Fue así, casi como por descuido
que se abrazaron presurosos de oscuridad, de silencio, sin haber decidido tan
si quiera que lo harían. Fue así, casi de improviso que se dieron cuenta de que
lloraban, de que temblaban y sudaban; no importó esto a unos, ni tampoco al
otro. Ambos entendieron que no podía haber sido de otra manera, no para estos
tan temerosos, para los que eran tan conscientes. Así que no les separó la
pena, ni lo hizo la soledad. Tampoco ayudó esta a que se abrazaran
más tierno, ni tampoco más fuerte, estaban paralizados, en “íntima compañía”,
no podía ser de otra manera.
Hacía frío; aunque con toda
probabilidad, no era esa la causa del titilar de sus cuerpos, fuera aullaban los
demonios, y a hurtadillas la soledad se fue a jugar con ellos, a conspirar
contra los hombres, a herir a las mujeres. Al irse, ella la vio desdibujarse
contra el marco de la ventana, difusa y violenta. Ya se escondió la noche, ya
venía el día; y no había en este, lugar para la soledad clara. A partir de
entonces, habría de conformarse con la velada. Tuvo miedo, de que por escondida
siguiera allí de todos modos, y refugió su cabeza en su hombro.

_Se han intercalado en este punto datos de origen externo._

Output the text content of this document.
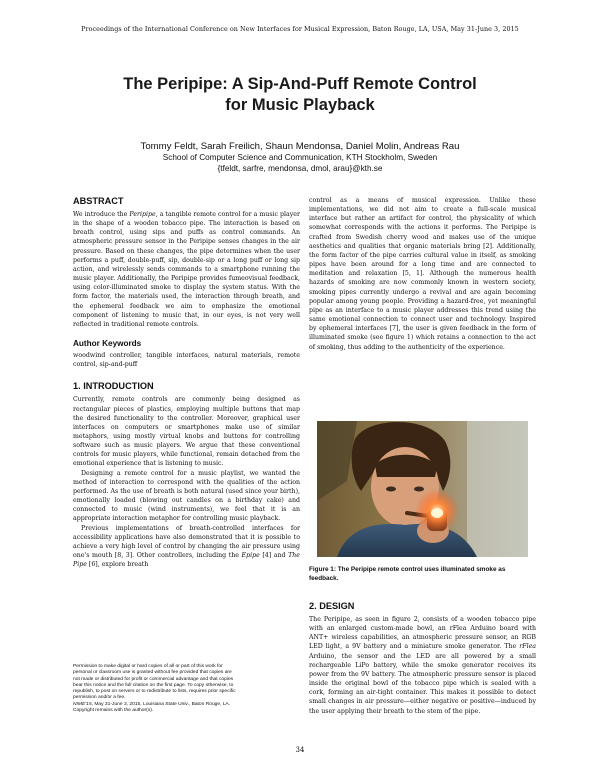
Proceedings of the International Conference on New Interfaces for Musical Expression, Baton Rouge, LA, USA, May 31-June 3, 2015
The Peripipe: A Sip-And-Puff Remote Control
for Music Playback
Tommy Feldt, Sarah Freilich, Shaun Mendonsa, Daniel Molin, Andreas Rau
School of Computer Science and Communication, KTH Stockholm, Sweden
{tfeldt, sarfre, mendonsa, dmol, arau}@kth.se
ABSTRACT

We introduce the Peripipe, a tangible remote control for a music player in the shape of a wooden tobacco pipe. The interaction is based on breath control, using sips and puffs as control commands. An atmospheric pressure sensor in the Peripipe senses changes in the air pressure. Based on these changes, the pipe determines when the user performs a puff, double-puff, sip, double-sip or a long puff or long sip action, and wirelessly sends commands to a smartphone running the music player. Additionally, the Peripipe provides fumeovisual feedback, using color-illuminated smoke to display the system status. With the form factor, the materials used, the interaction through breath, and the ephemeral feedback we aim to emphasize the emotional component of listening to music that, in our eyes, is not very well reflected in traditional remote controls.

Author Keywords

woodwind controller, tangible interfaces, natural materials, remote control, sip-and-puff

1. INTRODUCTION

Currently, remote controls are commonly being designed as rectangular pieces of plastics, employing multiple buttons that map the desired functionality to the controller. Moreover, graphical user interfaces on computers or smartphones make use of similar metaphors, using mostly virtual knobs and buttons for controlling software such as music players. We argue that these conventional controls for music players, while functional, remain detached from the emotional experience that is listening to music.

Designing a remote control for a music playlist, we wanted the method of interaction to correspond with the qualities of the action performed. As the use of breath is both natural (used since your birth), emotionally loaded (blowing out candles on a birthday cake) and connected to music (wind instruments), we feel that it is an appropriate interaction metaphor for controlling music playback.

Previous implementations of breath-controlled interfaces for accessibility applications have also demonstrated that it is possible to achieve a very high level of control by changing the air pressure using one's mouth [8, 3]. Other controllers, including the Epipe [4] and The Pipe [6], explore breath

Permission to make digital or hard copies of all or part of this work for
personal or classroom use is granted without fee provided that copies are
not made or distributed for profit or commercial advantage and that copies
bear this notice and the full citation on the first page. To copy otherwise, to
republish, to post on servers or to redistribute to lists, requires prior specific
permission and/or a fee.
NIME'15, May 31-June 3, 2015, Louisiana State Univ., Baton Rouge, LA.
Copyright remains with the author(s).

control as a means of musical expression. Unlike these implementations, we did not aim to create a full-scale musical interface but rather an artifact for control, the physicality of which somewhat corresponds with the actions it performs. The Peripipe is crafted from Swedish cherry wood and makes use of the unique aesthetics and qualities that organic materials bring [2]. Additionally, the form factor of the pipe carries cultural value in itself, as smoking pipes have been around for a long time and are connected to meditation and relaxation [5, 1]. Although the numerous health hazards of smoking are now commonly known in western society, smoking pipes currently undergo a revival and are again becoming popular among young people. Providing a hazard-free, yet meaningful pipe as an interface to a music player addresses this trend using the same emotional connection to connect user and technology. Inspired by ephemeral interfaces [7], the user is given feedback in the form of illuminated smoke (see figure 1) which retains a connection to the act of smoking, thus adding to the authenticity of the experience.

Figure 1: The Peripipe remote control uses illuminated smoke as feedback.
2. DESIGN

The Peripipe, as seen in figure 2, consists of a wooden tobacco pipe with an enlarged custom-made bowl, an rFlea Arduino board with ANT+ wireless capabilities, an atmospheric pressure sensor, an RGB LED light, a 9V battery and a miniature smoke generator. The rFlea Arduino, the sensor and the LED are all powered by a small rechargeable LiPo battery, while the smoke generator receives its power from the 9V battery. The atmospheric pressure sensor is placed inside the original bowl of the tobacco pipe which is sealed with a cork, forming an air-tight container. This makes it possible to detect small changes in air pressure—either negative or positive—induced by the user applying their breath to the stem of the pipe.

34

Él tembló, como si escuchase aquel pensamiento
trémulo y vergonzoso de sí, pero no tuvo si quiera dónde esconder su corazón.
Así que ella se lo cogió con las manos y con ternura lo besó, a ver si así se le
pasaba un poco la congoja; a ver si así seguía atronándola con sus latidos un
poco más.
Fue así, como se dio cuenta de
que se había obrado un cambio, y entonces fue ella quien tembló un poco.